Doch alle Versuche, eine langfristig verantwortliche, gerechte und allen Generationen angemessene Politik im Rentensektor zu etablieren, unterliegen der Gefahr, im Zuge von Wahlen und damit einhergehenden Wahlversprechen dem kurzfristigen Wahlerfolg den Vorrang zu gewähren. Generationengerechtigkeit heißt auch, dass die Chancen zukünftiger Generationen auf Befriedigung ihrer eigenen Bedürfnisse genauso groß sind wie die der heutigen Generationen. Für das Ziel einer wirklich gerechten Gesellschaft bedarf es tragfähiger Lösungen, die von der Vision einer solidarischeren Gesellschaft her gedacht werden.

Solidarisch sein heißt dabei, alle mit einzubeziehen und besonders beitragsstarken Gruppen nicht zu erlauben, sich extra abzusichern und sich damit aus der Solidargemeinschaft herauszulösen. Hierzu gehören eine Vielzahl von Verbeamteten, Selbstständigen, Freiberuflerinnen und Freiberuflern sowie Menschen, die von Kapitaleinkünften leben.
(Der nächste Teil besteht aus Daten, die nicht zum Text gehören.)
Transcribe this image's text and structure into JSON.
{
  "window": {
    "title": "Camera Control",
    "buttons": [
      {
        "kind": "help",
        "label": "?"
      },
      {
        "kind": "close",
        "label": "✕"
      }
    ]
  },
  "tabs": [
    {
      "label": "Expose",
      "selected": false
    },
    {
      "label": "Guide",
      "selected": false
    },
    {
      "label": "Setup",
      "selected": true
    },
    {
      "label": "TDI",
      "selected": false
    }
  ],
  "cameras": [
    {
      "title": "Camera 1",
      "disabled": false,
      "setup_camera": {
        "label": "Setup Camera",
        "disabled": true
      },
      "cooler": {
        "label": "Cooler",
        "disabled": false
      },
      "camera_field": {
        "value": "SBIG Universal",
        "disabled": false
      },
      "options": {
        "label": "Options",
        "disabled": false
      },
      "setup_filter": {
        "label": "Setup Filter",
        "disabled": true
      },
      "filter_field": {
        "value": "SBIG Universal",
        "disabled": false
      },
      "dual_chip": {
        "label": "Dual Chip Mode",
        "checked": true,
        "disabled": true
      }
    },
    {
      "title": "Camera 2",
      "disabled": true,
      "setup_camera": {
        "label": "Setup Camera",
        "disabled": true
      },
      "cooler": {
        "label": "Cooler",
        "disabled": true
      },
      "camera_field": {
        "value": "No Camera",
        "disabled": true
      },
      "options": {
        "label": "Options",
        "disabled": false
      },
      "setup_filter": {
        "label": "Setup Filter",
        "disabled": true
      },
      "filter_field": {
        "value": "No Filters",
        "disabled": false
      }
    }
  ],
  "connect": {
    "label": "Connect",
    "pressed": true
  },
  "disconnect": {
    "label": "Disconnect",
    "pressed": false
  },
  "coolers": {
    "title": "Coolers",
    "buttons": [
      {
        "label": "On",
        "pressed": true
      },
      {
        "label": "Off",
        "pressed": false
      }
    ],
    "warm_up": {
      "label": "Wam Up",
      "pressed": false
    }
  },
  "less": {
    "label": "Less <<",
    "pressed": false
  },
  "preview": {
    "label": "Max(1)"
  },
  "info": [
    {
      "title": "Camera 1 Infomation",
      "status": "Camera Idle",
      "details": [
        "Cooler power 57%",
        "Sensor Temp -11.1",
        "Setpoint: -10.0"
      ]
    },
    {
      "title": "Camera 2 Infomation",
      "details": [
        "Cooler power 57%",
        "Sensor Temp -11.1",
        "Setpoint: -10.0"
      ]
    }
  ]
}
Im Zuge der Entwicklung einer generationengerechten und solidarischen Gesellschaft treten wir, als Bund der Deutschen Katholischen Jugend mit unserem aktuellen Beschluss „Gerechte Generationenpolitik, zukunftsfähig und solidarisch“, für eine bedingungslose Grundrente ein. Diese müsste aus Beiträgen aus allen Einkommensarten finanziert werden und existenzsichernd sein. Darüber hinaus erworbene Rentenansprüche könnten über paritätische Zahlungen von Arbeitnehmenden sowie Arbeitgeberinnen und Arbeitgebern aufgebaut werden. Eine Grundrente als Schritt auf die Vision einer gerechteren Gesellschaft macht die Gleichwertigkeit von Erwerbsarbeit, Familienarbeit, Bildungsarbeit und ehrenamtlichen Engagement konkret.
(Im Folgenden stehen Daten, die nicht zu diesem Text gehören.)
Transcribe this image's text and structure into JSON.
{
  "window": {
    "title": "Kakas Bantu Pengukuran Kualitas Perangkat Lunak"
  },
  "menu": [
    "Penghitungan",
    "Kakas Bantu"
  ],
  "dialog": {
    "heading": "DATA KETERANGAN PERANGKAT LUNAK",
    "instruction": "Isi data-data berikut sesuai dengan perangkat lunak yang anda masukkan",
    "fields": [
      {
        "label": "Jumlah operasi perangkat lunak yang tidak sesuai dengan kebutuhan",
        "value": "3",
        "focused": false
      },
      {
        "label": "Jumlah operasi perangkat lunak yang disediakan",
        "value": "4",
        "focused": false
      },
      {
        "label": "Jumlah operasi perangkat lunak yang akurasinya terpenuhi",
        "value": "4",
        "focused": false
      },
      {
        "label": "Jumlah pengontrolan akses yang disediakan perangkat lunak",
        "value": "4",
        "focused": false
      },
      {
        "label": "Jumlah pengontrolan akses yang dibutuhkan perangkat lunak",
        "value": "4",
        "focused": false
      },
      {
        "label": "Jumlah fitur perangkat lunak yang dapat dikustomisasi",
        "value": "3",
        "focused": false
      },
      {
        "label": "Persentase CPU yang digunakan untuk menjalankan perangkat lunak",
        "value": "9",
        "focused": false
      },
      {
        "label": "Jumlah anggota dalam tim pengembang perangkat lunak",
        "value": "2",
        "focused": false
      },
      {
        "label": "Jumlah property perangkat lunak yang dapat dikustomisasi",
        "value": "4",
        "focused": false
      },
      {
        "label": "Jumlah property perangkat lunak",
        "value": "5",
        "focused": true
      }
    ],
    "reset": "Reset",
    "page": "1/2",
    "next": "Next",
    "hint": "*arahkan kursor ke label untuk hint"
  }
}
Die Rente von heute und damit auch einen wichtigen Teil des Solidarprinzips unserer Gesellschaft finanziere ich gerne mit, noch lieber, wenn ich das Gefühl habe, dass ich ein wirklich solidarisches System mittrage, das die Schwächeren auffängt. Aber nur in gelebter Solidarität zwischen Jung und Alt, aber auch zwischen Arm und Reich, können wir unsere Gesellschaft ein Stück solidarischer und damit auch besser machen.
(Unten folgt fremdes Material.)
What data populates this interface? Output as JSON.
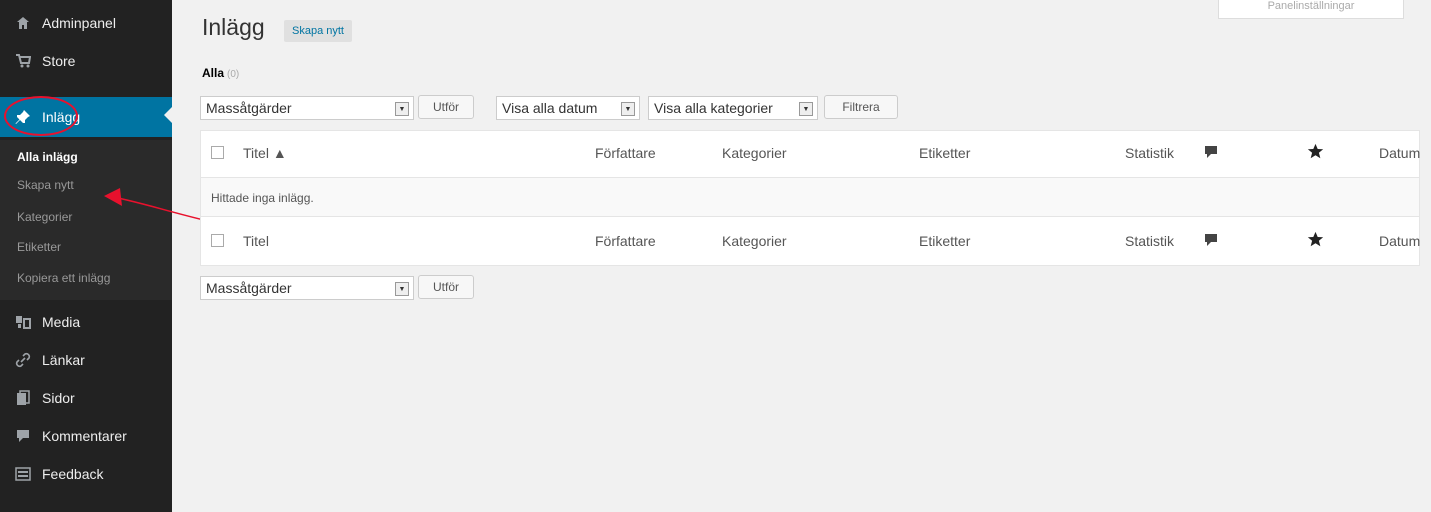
{
  "sidebar": {
    "items": [
      {
        "label": "Adminpanel",
        "icon": "home-icon"
      },
      {
        "label": "Store",
        "icon": "cart-icon"
      },
      {
        "label": "Inlägg",
        "icon": "pin-icon"
      },
      {
        "label": "Media",
        "icon": "media-icon"
      },
      {
        "label": "Länkar",
        "icon": "link-icon"
      },
      {
        "label": "Sidor",
        "icon": "pages-icon"
      },
      {
        "label": "Kommentarer",
        "icon": "comment-icon"
      },
      {
        "label": "Feedback",
        "icon": "feedback-icon"
      }
    ],
    "submenu": [
      {
        "label": "Alla inlägg"
      },
      {
        "label": "Skapa nytt"
      },
      {
        "label": "Kategorier"
      },
      {
        "label": "Etiketter"
      },
      {
        "label": "Kopiera ett inlägg"
      }
    ],
    "active_color": "#0074a2"
  },
  "header": {
    "title": "Inlägg",
    "add_new": "Skapa nytt",
    "screen_options": "Panelinställningar"
  },
  "views": {
    "all_label": "Alla",
    "all_count": "(0)"
  },
  "filters": {
    "bulk_actions": "Massåtgärder",
    "apply": "Utför",
    "dates": "Visa alla datum",
    "categories": "Visa alla kategorier",
    "filter": "Filtrera"
  },
  "table": {
    "columns": {
      "title_sorted": "Titel ▲",
      "title": "Titel",
      "author": "Författare",
      "categories": "Kategorier",
      "tags": "Etiketter",
      "stats": "Statistik",
      "date": "Datum"
    },
    "empty_message": "Hittade inga inlägg."
  },
  "annotation_color": "#e8112d"
}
Lisi Maier ist 29 Jahre alt und Vorsitzende des Bundes der deutschen katholischen Jugend (BDKJ), dem Dachverband der katholischen Jugendverbände mit 660.000 Mitgliedern. Zuvor war sie ehrenamtlich Landesleiterin der Kolpingjugend in Bayern und beruflich als Politik- und Wirtschaftslehrerin tätig.